Der Jünger und Aspirant auf dem Schulungspfad und der Eingeweihte auf seinem «erhellten Wege» haben keine bessere Schulungsgrundlage als die ehelichen Beziehungen, wenn sie richtig genutzt und verstanden werden. Das Familienleben stellt die Forderung, die tierische Natur in Rhythmus und Zucht zu halten, die Gefühls- und Instinktnatur auf den Opferaltar emporzuheben und Entsagung zu üben; all das sind wirkungsvolle Mittel zur Läuterung und Höherentwicklung. Das Zölibat besteht darin, der höheren Natur den Vorrang vor der niederen zu geben; der geistig eingestellte Mensch soll von seiner Persönlichkeit und den Lockungen des Fleisches nicht beherrscht werden. Eine erzwungene Ehelosigkeit und Einschränkung seiner Körperfunktionen hat manchen Jünger dahin gebracht, seine gottgegebenen Funktionen und Fähigkeiten zu entwürdigen und zu missbrauchen; und selbst da, wo es diese betrüblichen Zustände nicht gab und das Leben der Betreffenden gesund, geweiht und ohne Tadel verlief, wurden viele in unverdientes Leid, in seelische Trübsal und harte Disziplin verwickelt, bis die aufrührerischen Gedanken und Neigungen gemeistert wurden.

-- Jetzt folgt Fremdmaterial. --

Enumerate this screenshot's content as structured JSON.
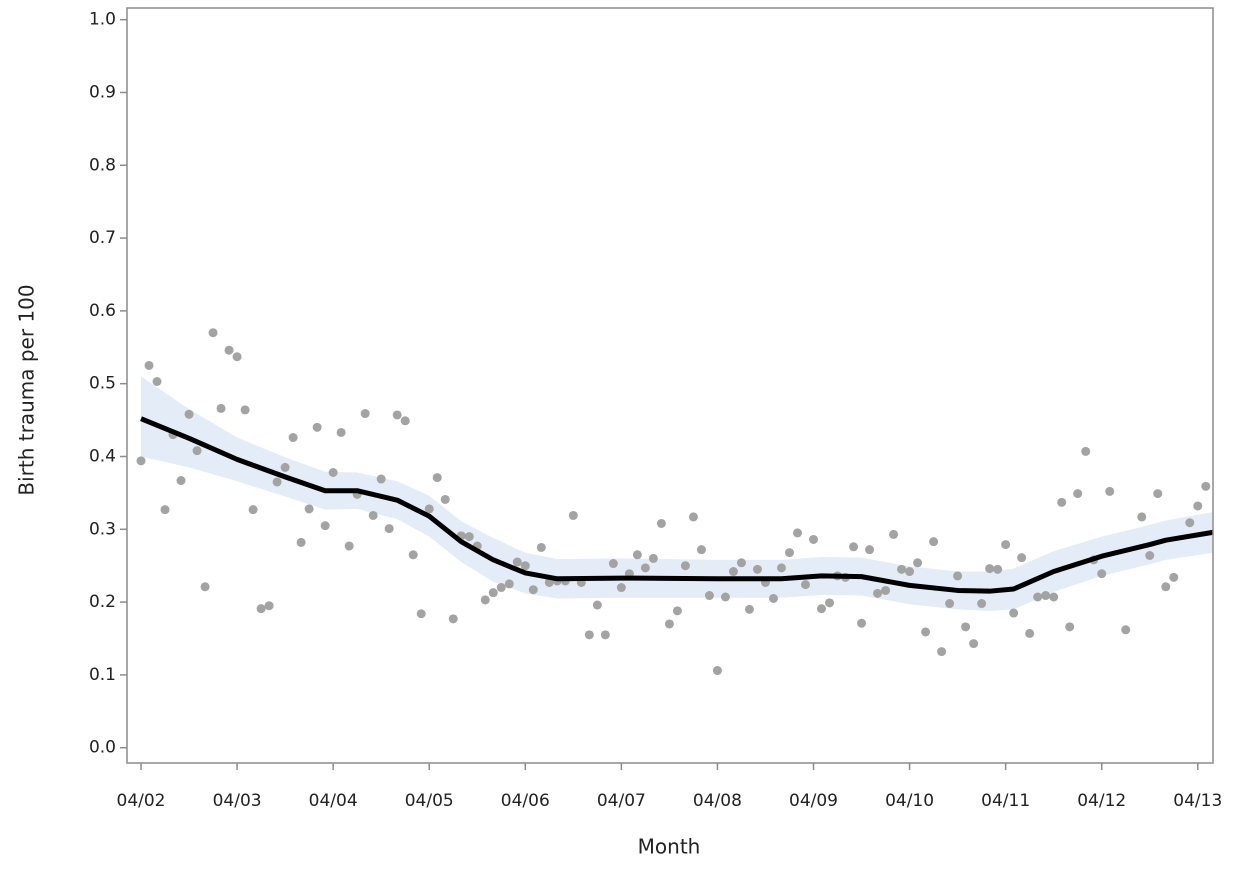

Es ist natürlich richtig, dass manchmal ein Mensch in ein bestimmtes Leben beordert wird, in dem er sich dem Problem der Ehelosigkeit gegenübergestellt sieht und gezwungen ist, sich aller körperlichen Beziehungen zu enthalten und ein vollkommen keusches Leben zu führen, um sich selbst den Beweis zu erbringen, dass er seine tierische und Instinktnatur bezwingen kann. Aber diese Situation ist gewöhnlich das Resultat von Masslosigkeit und Zügellosigkeit in einem früheren Leben; das machte harte Massnahmen und aussergewöhnliche Bedingungen notwendig, um Fehler vergangener Zeiten auszugleichen und zu berichtigen und um der niederen Natur Zeit zu geben, sich wieder umzustellen. Ich wiederhole aber, dass das kein Anzeichen einer spirituellen Entwicklung, sondern das genaue Gegenteil ist. Man beachte bitte, dass ich hier den besonderen Fall des selbst auferlegten Zölibats im Auge habe und nicht an die weltweiten Zustände denke, die aus wirtschaftlichen und anderen Gründen Männer und Frauen zwingen, einem natürlichen und uneingeschränkten Leben zu entsagen.
Das sexuelle Problem muss seine letzte Lösung im Heim und unter normalen Bedingungen finden; es liegt an den fortgeschrittenen Menschen in der Welt und an den Jüngern aller Grade, das Problem auf diese Weise zu lösen.